Yes, definitely not the elder Pallant if he's the one who died in 1619.
But Bentley wasn't certain about that. I didn't find in your database,
David, anything to clinch the matter. Is there something else? (Mark
Eccles, N&Q 237 p299 seems to have turned Bentley's "likely" into a
certainty, but he doesn't cite anything to show why.)

>5) Given the documented connection with the King's Men, I think we may
>also be fairly confident in taking the "R. Pallant" of the Duchess of
>Malfi cast list to be the younger Pallant.  He would have been 7 to 9
>years old during the first production, and 14 to 18 years old during the
>revival.  He would have been rather young during the first production,

So, leaving aside the doubling possibility, either:

i) he was a 7-9 year old actor playing a Doctor and then a 14-18 actor
playing Cariola ("PESCARA Doctor, he did not feare you throughly /
DOCTOR True, I was somewhat to forward")

ii) or the he was a 7-9 year old Cariola and then a 14-18 Doctor. This
is more plausible I suppose.

>but I think it's not unreasonable to believe that for some of the minor
>parts where only one name is listed, this name refers only to the more
>recent revival, perhaps because the compiler wasn't sure who had
>originally played the minor roles a decade before.
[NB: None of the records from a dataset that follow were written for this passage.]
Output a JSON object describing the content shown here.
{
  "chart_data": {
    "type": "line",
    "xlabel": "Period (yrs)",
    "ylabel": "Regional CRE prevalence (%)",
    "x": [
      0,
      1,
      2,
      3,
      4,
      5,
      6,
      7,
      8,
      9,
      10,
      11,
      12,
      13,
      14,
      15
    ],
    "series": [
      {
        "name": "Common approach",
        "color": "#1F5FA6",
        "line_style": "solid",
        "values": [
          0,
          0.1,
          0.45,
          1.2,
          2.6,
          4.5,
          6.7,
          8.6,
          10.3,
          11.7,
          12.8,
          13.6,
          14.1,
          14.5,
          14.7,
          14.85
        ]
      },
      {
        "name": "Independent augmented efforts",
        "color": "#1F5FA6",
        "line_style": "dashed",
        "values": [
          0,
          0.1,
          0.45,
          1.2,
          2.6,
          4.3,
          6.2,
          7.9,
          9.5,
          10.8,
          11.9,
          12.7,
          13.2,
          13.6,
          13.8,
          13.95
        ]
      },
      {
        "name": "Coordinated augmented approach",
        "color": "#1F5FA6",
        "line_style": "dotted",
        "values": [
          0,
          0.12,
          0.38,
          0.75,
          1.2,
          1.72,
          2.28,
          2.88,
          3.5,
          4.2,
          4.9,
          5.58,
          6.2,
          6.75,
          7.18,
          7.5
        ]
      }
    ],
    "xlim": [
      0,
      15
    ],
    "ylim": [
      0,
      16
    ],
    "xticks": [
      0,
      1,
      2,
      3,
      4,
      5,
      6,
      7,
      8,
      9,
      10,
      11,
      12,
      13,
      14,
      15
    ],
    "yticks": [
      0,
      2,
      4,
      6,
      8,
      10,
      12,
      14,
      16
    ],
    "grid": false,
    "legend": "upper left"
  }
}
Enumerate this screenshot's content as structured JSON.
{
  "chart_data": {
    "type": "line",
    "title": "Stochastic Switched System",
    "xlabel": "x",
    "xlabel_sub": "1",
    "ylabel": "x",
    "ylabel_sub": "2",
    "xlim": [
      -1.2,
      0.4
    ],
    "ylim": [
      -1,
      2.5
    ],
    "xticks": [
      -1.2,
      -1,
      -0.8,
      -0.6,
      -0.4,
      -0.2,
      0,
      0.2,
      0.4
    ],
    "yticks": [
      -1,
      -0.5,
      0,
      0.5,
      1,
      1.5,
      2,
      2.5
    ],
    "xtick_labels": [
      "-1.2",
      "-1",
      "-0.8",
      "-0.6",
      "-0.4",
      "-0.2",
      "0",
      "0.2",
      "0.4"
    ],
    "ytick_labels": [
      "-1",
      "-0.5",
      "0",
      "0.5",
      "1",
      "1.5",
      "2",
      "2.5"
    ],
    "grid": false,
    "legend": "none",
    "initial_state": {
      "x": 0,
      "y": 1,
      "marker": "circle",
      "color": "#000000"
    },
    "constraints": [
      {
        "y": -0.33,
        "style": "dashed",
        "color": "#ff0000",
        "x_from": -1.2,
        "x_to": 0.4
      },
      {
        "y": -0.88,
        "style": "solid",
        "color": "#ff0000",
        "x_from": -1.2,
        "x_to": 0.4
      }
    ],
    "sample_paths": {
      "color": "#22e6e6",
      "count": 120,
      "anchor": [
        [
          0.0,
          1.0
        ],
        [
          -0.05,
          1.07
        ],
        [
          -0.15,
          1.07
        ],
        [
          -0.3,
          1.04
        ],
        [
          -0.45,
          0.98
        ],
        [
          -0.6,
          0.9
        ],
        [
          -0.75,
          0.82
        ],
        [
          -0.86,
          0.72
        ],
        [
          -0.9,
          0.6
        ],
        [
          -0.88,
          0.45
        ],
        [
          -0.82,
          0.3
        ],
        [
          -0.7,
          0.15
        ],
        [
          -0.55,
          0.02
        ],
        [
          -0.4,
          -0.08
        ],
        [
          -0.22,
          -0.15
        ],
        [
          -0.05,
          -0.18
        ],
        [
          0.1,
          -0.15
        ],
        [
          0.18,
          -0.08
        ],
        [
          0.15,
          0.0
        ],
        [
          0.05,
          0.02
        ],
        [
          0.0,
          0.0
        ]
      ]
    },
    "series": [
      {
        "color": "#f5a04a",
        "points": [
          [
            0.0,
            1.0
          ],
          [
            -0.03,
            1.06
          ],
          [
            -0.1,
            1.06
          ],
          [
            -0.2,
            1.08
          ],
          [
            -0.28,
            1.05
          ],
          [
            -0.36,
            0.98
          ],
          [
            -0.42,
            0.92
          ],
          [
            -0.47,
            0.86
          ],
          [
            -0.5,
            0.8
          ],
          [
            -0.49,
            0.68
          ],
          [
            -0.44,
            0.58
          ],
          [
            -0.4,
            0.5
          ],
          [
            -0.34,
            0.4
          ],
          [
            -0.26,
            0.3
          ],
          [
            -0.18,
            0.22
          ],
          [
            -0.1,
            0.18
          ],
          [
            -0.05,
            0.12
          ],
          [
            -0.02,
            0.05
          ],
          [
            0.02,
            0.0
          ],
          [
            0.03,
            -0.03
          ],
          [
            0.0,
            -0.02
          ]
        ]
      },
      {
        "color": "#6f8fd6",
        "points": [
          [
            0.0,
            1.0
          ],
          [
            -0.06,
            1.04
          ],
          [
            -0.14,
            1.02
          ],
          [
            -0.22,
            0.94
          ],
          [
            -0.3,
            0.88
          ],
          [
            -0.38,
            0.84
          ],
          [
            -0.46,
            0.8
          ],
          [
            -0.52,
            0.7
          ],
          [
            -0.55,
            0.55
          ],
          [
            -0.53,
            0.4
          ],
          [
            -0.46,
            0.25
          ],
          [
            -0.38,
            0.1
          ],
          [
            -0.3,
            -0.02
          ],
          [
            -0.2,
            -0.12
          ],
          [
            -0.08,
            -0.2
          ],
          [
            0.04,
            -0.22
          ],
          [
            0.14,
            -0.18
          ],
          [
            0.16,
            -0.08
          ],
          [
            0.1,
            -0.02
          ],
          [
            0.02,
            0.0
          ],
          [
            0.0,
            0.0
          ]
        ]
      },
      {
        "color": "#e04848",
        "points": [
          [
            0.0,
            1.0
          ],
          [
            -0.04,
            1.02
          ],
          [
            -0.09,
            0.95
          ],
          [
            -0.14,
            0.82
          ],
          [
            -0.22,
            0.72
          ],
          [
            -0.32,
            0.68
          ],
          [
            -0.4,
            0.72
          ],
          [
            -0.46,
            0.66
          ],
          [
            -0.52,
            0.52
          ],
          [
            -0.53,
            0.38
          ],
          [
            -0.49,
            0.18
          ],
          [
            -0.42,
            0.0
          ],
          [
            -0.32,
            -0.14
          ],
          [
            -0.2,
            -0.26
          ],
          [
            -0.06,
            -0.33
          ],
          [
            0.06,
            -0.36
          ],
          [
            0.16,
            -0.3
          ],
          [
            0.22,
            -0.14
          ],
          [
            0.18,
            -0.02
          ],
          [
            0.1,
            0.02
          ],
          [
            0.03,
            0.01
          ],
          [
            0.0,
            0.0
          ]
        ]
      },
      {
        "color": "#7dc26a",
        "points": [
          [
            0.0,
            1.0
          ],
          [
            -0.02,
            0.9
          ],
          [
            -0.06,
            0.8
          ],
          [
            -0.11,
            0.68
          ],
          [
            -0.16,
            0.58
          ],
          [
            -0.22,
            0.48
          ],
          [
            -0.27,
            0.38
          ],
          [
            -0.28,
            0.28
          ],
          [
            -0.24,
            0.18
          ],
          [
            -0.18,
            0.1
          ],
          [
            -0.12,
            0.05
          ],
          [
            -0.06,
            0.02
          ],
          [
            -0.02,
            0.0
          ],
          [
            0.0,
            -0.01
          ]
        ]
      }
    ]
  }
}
An age of 14 to 18
>would have been right in line with the other evidence we have for the
>actors who played female roles (see below).

I'm not sure how you mean this to bear on the original/revival problem.
You think Pallant Junior played only in the revival, in which he doubled
Cariola and Doctor?

The young Pallant in Malfi is a possibility but his age (too young)
argues against it for me, just as his father's (too old) does for you.
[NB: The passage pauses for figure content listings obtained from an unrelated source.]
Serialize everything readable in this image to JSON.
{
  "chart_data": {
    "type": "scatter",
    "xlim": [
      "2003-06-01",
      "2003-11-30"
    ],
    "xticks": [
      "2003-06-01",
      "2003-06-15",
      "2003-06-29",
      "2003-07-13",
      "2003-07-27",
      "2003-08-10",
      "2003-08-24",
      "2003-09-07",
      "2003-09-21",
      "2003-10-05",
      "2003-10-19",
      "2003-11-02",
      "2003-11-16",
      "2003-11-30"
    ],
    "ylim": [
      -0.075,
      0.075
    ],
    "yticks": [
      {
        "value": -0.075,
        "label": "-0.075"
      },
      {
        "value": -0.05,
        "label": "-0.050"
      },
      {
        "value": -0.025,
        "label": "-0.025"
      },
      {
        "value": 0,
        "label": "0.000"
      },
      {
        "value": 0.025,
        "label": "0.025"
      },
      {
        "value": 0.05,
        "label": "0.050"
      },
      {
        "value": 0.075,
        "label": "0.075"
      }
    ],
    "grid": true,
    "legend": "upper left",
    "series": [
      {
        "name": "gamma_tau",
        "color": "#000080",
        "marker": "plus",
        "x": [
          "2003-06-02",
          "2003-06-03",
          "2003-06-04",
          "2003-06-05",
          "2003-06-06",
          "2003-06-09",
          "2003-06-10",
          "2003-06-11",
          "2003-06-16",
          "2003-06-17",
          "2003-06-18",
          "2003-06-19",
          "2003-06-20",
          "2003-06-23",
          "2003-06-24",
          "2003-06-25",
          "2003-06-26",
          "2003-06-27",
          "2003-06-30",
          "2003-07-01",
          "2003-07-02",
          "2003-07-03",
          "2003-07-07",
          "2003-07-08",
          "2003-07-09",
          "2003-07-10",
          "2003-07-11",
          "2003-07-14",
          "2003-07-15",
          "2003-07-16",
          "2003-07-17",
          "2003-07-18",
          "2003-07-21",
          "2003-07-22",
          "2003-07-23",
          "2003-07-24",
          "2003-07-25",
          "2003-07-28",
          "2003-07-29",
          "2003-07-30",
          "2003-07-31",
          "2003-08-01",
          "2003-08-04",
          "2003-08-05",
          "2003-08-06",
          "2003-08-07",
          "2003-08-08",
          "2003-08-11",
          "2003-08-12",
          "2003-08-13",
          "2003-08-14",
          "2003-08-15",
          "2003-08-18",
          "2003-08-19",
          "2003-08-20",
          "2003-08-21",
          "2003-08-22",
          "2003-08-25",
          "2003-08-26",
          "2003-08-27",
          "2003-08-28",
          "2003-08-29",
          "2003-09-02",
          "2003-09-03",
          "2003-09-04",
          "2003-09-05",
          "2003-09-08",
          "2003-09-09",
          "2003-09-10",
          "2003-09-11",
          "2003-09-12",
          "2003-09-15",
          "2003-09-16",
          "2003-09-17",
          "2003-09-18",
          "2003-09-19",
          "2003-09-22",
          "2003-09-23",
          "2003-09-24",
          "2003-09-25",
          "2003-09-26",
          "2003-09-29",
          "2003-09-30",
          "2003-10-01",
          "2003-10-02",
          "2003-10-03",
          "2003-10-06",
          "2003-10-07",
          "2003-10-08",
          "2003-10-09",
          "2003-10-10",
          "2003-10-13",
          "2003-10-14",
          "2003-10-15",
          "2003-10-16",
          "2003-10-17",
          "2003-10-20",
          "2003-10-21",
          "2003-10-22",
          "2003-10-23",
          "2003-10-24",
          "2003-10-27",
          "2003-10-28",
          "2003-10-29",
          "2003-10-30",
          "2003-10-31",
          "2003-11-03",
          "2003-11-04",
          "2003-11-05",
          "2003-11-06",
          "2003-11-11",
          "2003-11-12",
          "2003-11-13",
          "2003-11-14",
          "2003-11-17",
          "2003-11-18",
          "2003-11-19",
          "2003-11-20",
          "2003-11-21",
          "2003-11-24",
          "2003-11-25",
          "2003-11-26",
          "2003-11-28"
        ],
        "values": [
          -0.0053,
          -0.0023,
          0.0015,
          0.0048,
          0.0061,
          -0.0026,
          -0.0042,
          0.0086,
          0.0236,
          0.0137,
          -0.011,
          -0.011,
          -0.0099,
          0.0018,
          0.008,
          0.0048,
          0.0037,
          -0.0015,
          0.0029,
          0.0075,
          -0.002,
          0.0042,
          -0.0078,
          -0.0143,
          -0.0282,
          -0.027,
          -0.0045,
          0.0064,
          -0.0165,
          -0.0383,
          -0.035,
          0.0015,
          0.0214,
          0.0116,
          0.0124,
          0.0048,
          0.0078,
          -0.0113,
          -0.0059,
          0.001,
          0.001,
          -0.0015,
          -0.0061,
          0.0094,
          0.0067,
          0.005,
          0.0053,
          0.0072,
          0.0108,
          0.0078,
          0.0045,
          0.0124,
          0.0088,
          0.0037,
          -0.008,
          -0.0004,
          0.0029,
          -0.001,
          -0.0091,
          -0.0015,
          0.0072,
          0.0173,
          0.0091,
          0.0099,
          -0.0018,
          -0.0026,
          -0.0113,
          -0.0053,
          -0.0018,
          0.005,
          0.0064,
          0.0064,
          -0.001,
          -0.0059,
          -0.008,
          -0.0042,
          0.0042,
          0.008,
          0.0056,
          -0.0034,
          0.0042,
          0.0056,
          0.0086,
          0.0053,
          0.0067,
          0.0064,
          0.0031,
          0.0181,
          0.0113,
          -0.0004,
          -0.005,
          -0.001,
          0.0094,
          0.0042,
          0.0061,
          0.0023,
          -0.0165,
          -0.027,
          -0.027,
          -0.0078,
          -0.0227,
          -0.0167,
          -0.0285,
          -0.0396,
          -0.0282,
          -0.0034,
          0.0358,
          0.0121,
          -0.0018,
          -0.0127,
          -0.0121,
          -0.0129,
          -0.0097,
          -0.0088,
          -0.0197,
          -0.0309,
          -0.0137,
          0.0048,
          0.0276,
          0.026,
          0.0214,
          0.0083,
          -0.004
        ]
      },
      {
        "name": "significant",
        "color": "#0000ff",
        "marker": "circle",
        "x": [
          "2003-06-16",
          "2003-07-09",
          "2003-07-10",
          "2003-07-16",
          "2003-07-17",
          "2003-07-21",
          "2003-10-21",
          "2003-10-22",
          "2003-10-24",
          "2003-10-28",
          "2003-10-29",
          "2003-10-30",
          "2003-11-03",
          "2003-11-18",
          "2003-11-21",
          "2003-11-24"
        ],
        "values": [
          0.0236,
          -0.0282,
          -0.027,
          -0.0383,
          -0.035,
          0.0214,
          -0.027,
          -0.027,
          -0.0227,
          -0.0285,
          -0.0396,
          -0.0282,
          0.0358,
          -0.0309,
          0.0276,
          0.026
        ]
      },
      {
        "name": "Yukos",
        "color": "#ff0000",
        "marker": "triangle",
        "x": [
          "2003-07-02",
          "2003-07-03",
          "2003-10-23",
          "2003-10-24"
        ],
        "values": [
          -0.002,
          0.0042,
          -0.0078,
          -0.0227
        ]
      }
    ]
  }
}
>>and the manuscript of Sir John van Olden Barnavelt names
>>Nicholas Tooley, who was probably nearing 40, for Barnavelt's wife.
>
>Actually, the manuscript refers only to "Nick", and this is much more
>likely to be either Nicholas Burt or Nicholas Underhill, both of whom
>acted for the King's Men in the 1620s and 1630s.
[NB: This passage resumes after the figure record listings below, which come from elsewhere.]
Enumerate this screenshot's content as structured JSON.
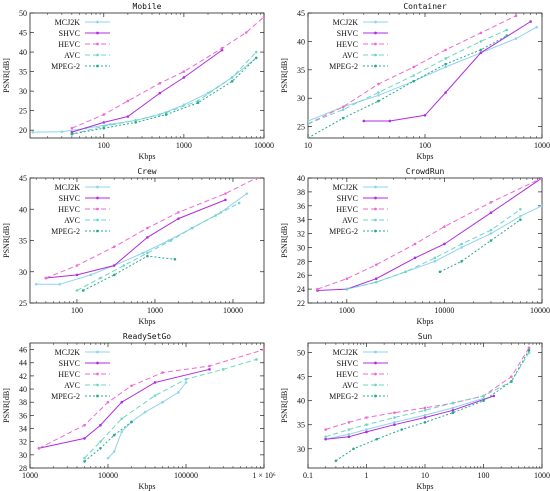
{
  "colors": {
    "MCJ2K": "#8fd3f0",
    "SHVC": "#b02ee0",
    "HEVC": "#ee6ad0",
    "AVC": "#6fd6c4",
    "MPEG-2": "#2aa88f"
  },
  "legend": [
    "MCJ2K",
    "SHVC",
    "HEVC",
    "AVC",
    "MPEG-2"
  ],
  "chart_data": [
    {
      "type": "line",
      "title": "Mobile",
      "xlabel": "Kbps",
      "ylabel": "PSNR[dB]",
      "xscale": "log",
      "xlim": [
        12,
        10000
      ],
      "ylim": [
        18,
        50
      ],
      "xticks": [
        100,
        1000,
        10000
      ],
      "xtick_labels": [
        "100",
        "1000",
        "10000"
      ],
      "yticks": [
        20,
        25,
        30,
        35,
        40,
        45,
        50
      ],
      "ytick_labels": [
        "20",
        "25",
        "30",
        "35",
        "40",
        "45",
        "50"
      ],
      "legend_position": "top-left",
      "series": [
        {
          "name": "MCJ2K",
          "x": [
            13,
            30,
            60,
            120,
            250,
            500,
            1000,
            2000,
            4000,
            8000
          ],
          "y": [
            19.5,
            19.6,
            20.5,
            21.5,
            22.5,
            24.0,
            26.5,
            29.5,
            33.5,
            38.5
          ]
        },
        {
          "name": "SHVC",
          "x": [
            40,
            100,
            200,
            500,
            1000,
            3000
          ],
          "y": [
            19.5,
            22.0,
            23.5,
            29.5,
            33.5,
            40.5
          ]
        },
        {
          "name": "HEVC",
          "x": [
            40,
            100,
            200,
            500,
            1000,
            3000,
            6000,
            10000
          ],
          "y": [
            20.5,
            24.0,
            27.5,
            32.0,
            35.0,
            41.0,
            45.0,
            49.0
          ]
        },
        {
          "name": "AVC",
          "x": [
            40,
            100,
            250,
            600,
            1500,
            4000,
            8000
          ],
          "y": [
            19.0,
            21.0,
            22.5,
            24.5,
            27.5,
            33.5,
            40.0
          ]
        },
        {
          "name": "MPEG-2",
          "x": [
            40,
            100,
            250,
            600,
            1500,
            4000,
            8000
          ],
          "y": [
            19.0,
            20.5,
            22.0,
            24.0,
            27.0,
            32.5,
            38.5
          ]
        }
      ]
    },
    {
      "type": "line",
      "title": "Container",
      "xlabel": "Kbps",
      "ylabel": "PSNR[dB]",
      "xscale": "log",
      "xlim": [
        10,
        1000
      ],
      "ylim": [
        23,
        45
      ],
      "xticks": [
        10,
        100,
        1000
      ],
      "xtick_labels": [
        "10",
        "100",
        "1000"
      ],
      "yticks": [
        25,
        30,
        35,
        40,
        45
      ],
      "ytick_labels": [
        "25",
        "30",
        "35",
        "40",
        "45"
      ],
      "legend_position": "top-left",
      "series": [
        {
          "name": "MCJ2K",
          "x": [
            10,
            20,
            40,
            80,
            150,
            300,
            600,
            900
          ],
          "y": [
            26.0,
            28.5,
            30.5,
            33.0,
            35.5,
            38.0,
            40.5,
            42.5
          ]
        },
        {
          "name": "SHVC",
          "x": [
            30,
            50,
            100,
            150,
            300,
            800
          ],
          "y": [
            26.0,
            26.0,
            27.0,
            31.0,
            38.0,
            43.5
          ]
        },
        {
          "name": "HEVC",
          "x": [
            10,
            20,
            40,
            80,
            150,
            300,
            600
          ],
          "y": [
            25.5,
            28.5,
            32.5,
            35.5,
            38.5,
            41.5,
            44.5
          ]
        },
        {
          "name": "AVC",
          "x": [
            10,
            20,
            40,
            80,
            150,
            300,
            500
          ],
          "y": [
            25.5,
            28.0,
            31.0,
            34.0,
            37.0,
            40.0,
            42.0
          ]
        },
        {
          "name": "MPEG-2",
          "x": [
            10,
            20,
            40,
            80,
            150,
            300,
            500
          ],
          "y": [
            23.0,
            26.5,
            29.5,
            33.0,
            36.0,
            38.5,
            41.0
          ]
        }
      ]
    },
    {
      "type": "line",
      "title": "Crew",
      "xlabel": "Kbps",
      "ylabel": "PSNR[dB]",
      "xscale": "log",
      "xlim": [
        25,
        25000
      ],
      "ylim": [
        25,
        45
      ],
      "xticks": [
        100,
        1000,
        10000
      ],
      "xtick_labels": [
        "100",
        "1000",
        "10000"
      ],
      "yticks": [
        25,
        30,
        35,
        40,
        45
      ],
      "ytick_labels": [
        "25",
        "30",
        "35",
        "40",
        "45"
      ],
      "legend_position": "top-left",
      "series": [
        {
          "name": "MCJ2K",
          "x": [
            30,
            60,
            150,
            300,
            700,
            1500,
            3000,
            7000,
            15000
          ],
          "y": [
            28.0,
            28.0,
            29.5,
            31.0,
            33.0,
            35.0,
            37.0,
            39.5,
            42.5
          ]
        },
        {
          "name": "SHVC",
          "x": [
            40,
            100,
            300,
            800,
            2000,
            8000
          ],
          "y": [
            29.0,
            29.5,
            31.0,
            35.5,
            38.5,
            41.5
          ]
        },
        {
          "name": "HEVC",
          "x": [
            40,
            100,
            300,
            800,
            2000,
            8000,
            20000
          ],
          "y": [
            29.0,
            31.0,
            34.0,
            37.0,
            39.5,
            42.5,
            45.0
          ]
        },
        {
          "name": "AVC",
          "x": [
            100,
            200,
            400,
            800,
            1600,
            3000,
            6000,
            12000
          ],
          "y": [
            27.0,
            29.0,
            31.0,
            33.0,
            35.0,
            37.0,
            39.0,
            41.0
          ]
        },
        {
          "name": "MPEG-2",
          "x": [
            120,
            300,
            800,
            1800
          ],
          "y": [
            27.0,
            29.5,
            32.5,
            32.0
          ]
        }
      ]
    },
    {
      "type": "line",
      "title": "CrowdRun",
      "xlabel": "Kbps",
      "ylabel": "PSNR[dB]",
      "xscale": "log",
      "xlim": [
        400,
        100000
      ],
      "ylim": [
        22,
        40
      ],
      "xticks": [
        1000,
        10000,
        100000
      ],
      "xtick_labels": [
        "1000",
        "10000",
        "100000"
      ],
      "yticks": [
        22,
        24,
        26,
        28,
        30,
        32,
        34,
        36,
        38,
        40
      ],
      "ytick_labels": [
        "22",
        "24",
        "26",
        "28",
        "30",
        "32",
        "34",
        "36",
        "38",
        "40"
      ],
      "legend_position": "top-left",
      "series": [
        {
          "name": "MCJ2K",
          "x": [
            1000,
            2000,
            4000,
            8000,
            15000,
            30000,
            60000,
            100000
          ],
          "y": [
            24.0,
            25.0,
            26.5,
            28.0,
            30.0,
            32.0,
            34.5,
            36.0
          ]
        },
        {
          "name": "SHVC",
          "x": [
            500,
            1000,
            2000,
            5000,
            10000,
            30000,
            100000
          ],
          "y": [
            23.8,
            24.0,
            25.5,
            28.5,
            30.5,
            35.0,
            40.0
          ]
        },
        {
          "name": "HEVC",
          "x": [
            500,
            1000,
            2000,
            5000,
            10000,
            30000,
            100000
          ],
          "y": [
            24.0,
            25.5,
            27.5,
            30.5,
            33.0,
            36.5,
            40.0
          ]
        },
        {
          "name": "AVC",
          "x": [
            1000,
            2000,
            4000,
            8000,
            15000,
            30000,
            60000
          ],
          "y": [
            24.0,
            25.0,
            26.5,
            28.5,
            30.5,
            32.5,
            35.5
          ]
        },
        {
          "name": "MPEG-2",
          "x": [
            9000,
            15000,
            30000,
            60000
          ],
          "y": [
            26.5,
            28.0,
            31.0,
            34.0
          ]
        }
      ]
    },
    {
      "type": "line",
      "title": "ReadySetGo",
      "xlabel": "Kbps",
      "ylabel": "PSNR[dB]",
      "xscale": "log",
      "xlim": [
        1000,
        1000000
      ],
      "ylim": [
        28,
        47
      ],
      "xticks": [
        1000,
        10000,
        100000,
        1000000
      ],
      "xtick_labels": [
        "1000",
        "10000",
        "100000",
        "1 × 10⁶"
      ],
      "yticks": [
        28,
        30,
        32,
        34,
        36,
        38,
        40,
        42,
        44,
        46
      ],
      "ytick_labels": [
        "28",
        "30",
        "32",
        "34",
        "36",
        "38",
        "40",
        "42",
        "44",
        "46"
      ],
      "legend_position": "top-left",
      "series": [
        {
          "name": "MCJ2K",
          "x": [
            10000,
            12000,
            15000,
            20000,
            30000,
            50000,
            80000,
            100000
          ],
          "y": [
            29.5,
            30.5,
            33.5,
            35.0,
            36.5,
            38.0,
            39.5,
            41.0
          ]
        },
        {
          "name": "SHVC",
          "x": [
            1300,
            5000,
            8000,
            15000,
            40000,
            200000
          ],
          "y": [
            31.0,
            32.5,
            34.5,
            38.0,
            41.0,
            43.0
          ]
        },
        {
          "name": "HEVC",
          "x": [
            1300,
            5000,
            10000,
            20000,
            50000,
            200000,
            1000000
          ],
          "y": [
            31.0,
            34.5,
            38.0,
            40.5,
            42.5,
            43.5,
            46.0
          ]
        },
        {
          "name": "AVC",
          "x": [
            5000,
            8000,
            15000,
            40000,
            100000,
            300000,
            800000
          ],
          "y": [
            29.5,
            32.0,
            35.5,
            39.0,
            41.5,
            43.0,
            44.5
          ]
        },
        {
          "name": "MPEG-2",
          "x": [
            5000,
            8000,
            12000,
            20000
          ],
          "y": [
            29.0,
            31.0,
            33.0,
            35.0
          ]
        }
      ]
    },
    {
      "type": "line",
      "title": "Sun",
      "xlabel": "Kbps",
      "ylabel": "PSNR[dB]",
      "xscale": "log",
      "xlim": [
        0.1,
        1000
      ],
      "ylim": [
        26,
        52
      ],
      "xticks": [
        0.1,
        1,
        10,
        100,
        1000
      ],
      "xtick_labels": [
        "0.1",
        "1",
        "10",
        "100",
        "1000"
      ],
      "yticks": [
        30,
        35,
        40,
        45,
        50
      ],
      "ytick_labels": [
        "30",
        "35",
        "40",
        "45",
        "50"
      ],
      "legend_position": "top-left",
      "series": [
        {
          "name": "MCJ2K",
          "x": [
            0.2,
            0.5,
            1,
            3,
            10,
            30,
            100
          ],
          "y": [
            32.0,
            33.0,
            34.0,
            35.5,
            37.0,
            38.5,
            40.5
          ]
        },
        {
          "name": "SHVC",
          "x": [
            0.2,
            0.5,
            1,
            3,
            10,
            30,
            150
          ],
          "y": [
            32.0,
            32.5,
            33.5,
            35.0,
            36.5,
            38.0,
            41.0
          ]
        },
        {
          "name": "HEVC",
          "x": [
            0.2,
            0.5,
            1,
            3,
            10,
            30,
            100,
            300,
            600
          ],
          "y": [
            34.0,
            35.5,
            36.5,
            37.5,
            38.5,
            39.5,
            41.0,
            45.0,
            51.0
          ]
        },
        {
          "name": "AVC",
          "x": [
            0.2,
            0.5,
            1,
            3,
            10,
            30,
            100,
            300,
            600
          ],
          "y": [
            32.5,
            34.0,
            35.0,
            36.5,
            38.0,
            39.5,
            41.0,
            44.0,
            50.0
          ]
        },
        {
          "name": "MPEG-2",
          "x": [
            0.3,
            0.6,
            1.5,
            4,
            10,
            30,
            100,
            300,
            600
          ],
          "y": [
            27.5,
            30.0,
            32.0,
            34.0,
            35.5,
            37.5,
            40.0,
            44.0,
            50.5
          ]
        }
      ]
    }
  ]
}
Nicholas Burt was playing Hal in 1H4 after the Restoration and Othello
in 1669, which as Kathman's database suggests (date of birth given as
1621), makes him too late for Barnavelt's wife in 1619. Actually David,
I can't see where you got 1621 from: it's not in Nungezer, JCS, or
Oliver 1972, the three items in your database for Burt.

Nicholas Underhill is more promising but again Kathman's database has
him flourishing 1603-34  which (even given an early start to his career
at, say, 8) puts him around 25 in 1619. If he's the same as "vnderell"
given, in his own right, wages by Henslowe on 11 Oct 1602 he'd have been
maybe 10 years older still (assuming that children were remunerated via
their masters).

>it could also have been some other "Nick".  There is no reason to
>believe that it was Nicholas Tooley, who was 37 years old at the time.

A reason is that Tooley was a King's man neither too young nor too old,
unless one assumes that adults couldn't play women. He's a better
candidate than Burt (yet unborn) and equally good as Underhill (also a
fully grown man).

I don't mean to suggest that men certainly played women, and I shall be
correcting the publication containing the assertion used in my original
posting to reflect the uncertainty. To those who don't know it I
recommend David Kathman's "Bibliographical Index to the Elizabethan
Theater" as a remarkable resource to which I repeatedly find myself
indebted.

David wrote "I've been meaning to write all this up for publication" and
I for one look forward immensely to reading it when he does.